There is nothing wrong with these traditional sides. They’re reliable and through the awe-inspiring power of the internet, side salads are getting a long overdue makeover. Bacon is making an appearance, quinoa is taking a starring role and fruit and vegetables are mixing it up in the same bowl. It’s an exciting time to be a BBQ side.
A few weeks ago, at an impromptu BBQ, a family friend took the BBQ side to the next level. I was impressed. He took ingredients that would have made an amazing salad and added nature’s greatest food delivery tool: the toothpick. The result is a bite-sized salad that you don’t have to balance on your knee while lounging in an Adirondack chair. These adorable little nibbles are easy to assemble and require very little prep, making them a perfect addition to any on the fly BBQ.
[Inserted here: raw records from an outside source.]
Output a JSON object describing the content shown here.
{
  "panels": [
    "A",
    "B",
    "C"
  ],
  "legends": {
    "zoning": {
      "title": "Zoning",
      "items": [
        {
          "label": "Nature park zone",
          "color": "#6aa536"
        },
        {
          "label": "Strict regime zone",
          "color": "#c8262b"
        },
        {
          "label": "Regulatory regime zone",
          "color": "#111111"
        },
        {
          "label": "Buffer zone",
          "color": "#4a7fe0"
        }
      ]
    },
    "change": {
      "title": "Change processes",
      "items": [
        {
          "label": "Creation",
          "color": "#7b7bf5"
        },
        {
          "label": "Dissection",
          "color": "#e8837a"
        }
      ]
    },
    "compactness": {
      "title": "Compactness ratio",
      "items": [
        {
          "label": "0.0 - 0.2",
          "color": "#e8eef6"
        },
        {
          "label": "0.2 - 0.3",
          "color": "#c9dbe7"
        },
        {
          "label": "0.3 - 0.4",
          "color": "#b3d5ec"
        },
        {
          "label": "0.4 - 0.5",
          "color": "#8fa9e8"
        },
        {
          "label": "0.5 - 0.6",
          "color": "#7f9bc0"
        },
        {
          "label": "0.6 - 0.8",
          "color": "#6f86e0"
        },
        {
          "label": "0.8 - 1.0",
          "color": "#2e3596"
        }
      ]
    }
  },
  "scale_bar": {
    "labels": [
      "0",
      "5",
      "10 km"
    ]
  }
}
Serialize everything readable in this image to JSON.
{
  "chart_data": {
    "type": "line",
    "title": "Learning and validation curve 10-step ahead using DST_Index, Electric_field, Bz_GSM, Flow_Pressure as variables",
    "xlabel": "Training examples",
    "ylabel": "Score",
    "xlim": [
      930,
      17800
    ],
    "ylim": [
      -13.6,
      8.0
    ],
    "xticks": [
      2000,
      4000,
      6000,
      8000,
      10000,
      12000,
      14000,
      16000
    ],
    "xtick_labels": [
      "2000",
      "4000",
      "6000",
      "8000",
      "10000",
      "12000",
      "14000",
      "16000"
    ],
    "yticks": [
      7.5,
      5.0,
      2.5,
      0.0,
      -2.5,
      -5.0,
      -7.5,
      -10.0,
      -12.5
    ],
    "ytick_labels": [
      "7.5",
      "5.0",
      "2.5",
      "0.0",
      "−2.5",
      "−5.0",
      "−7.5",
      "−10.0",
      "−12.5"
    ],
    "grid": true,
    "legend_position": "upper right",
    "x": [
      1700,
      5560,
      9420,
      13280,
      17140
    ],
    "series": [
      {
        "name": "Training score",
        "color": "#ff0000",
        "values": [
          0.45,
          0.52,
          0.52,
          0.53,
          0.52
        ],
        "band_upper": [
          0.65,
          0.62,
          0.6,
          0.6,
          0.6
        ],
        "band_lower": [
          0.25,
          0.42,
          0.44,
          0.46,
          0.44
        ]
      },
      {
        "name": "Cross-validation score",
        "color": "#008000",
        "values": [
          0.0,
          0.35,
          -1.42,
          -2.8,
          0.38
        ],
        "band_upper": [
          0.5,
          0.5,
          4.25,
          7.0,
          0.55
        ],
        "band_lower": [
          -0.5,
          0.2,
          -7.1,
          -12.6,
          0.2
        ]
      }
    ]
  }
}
- 8 ounce container cherry-sized mozzarella balls
- 15-20 basil leaves
- 1 large pinch of cracked black pepper
- 1 clove garlic
- ¼ cup olive oil
- 4 thin slices prosciutto
- 15-20 cherry tomatoes
- 15-20 pitted kalamata olives
- Balsamic vinegar for drizzling
- Place mozzarella balls and half the water from the package in a medium bowl with olive oil.
- Chop 5 basil leaves and mince garlic. Add minced garlic, chopped basil and pepper to mozzarella. Place mixture in the refrigerator overnight.
- Cut prosciutto into 20-25 thin pieces. Cut the remaining basil leaves in half. Create mini skewers by putting one mozzarella ball, an olive, a cherry tomato, piece of prosciutto and half a basil leaf on a toothpick. Drizzle with olive oil.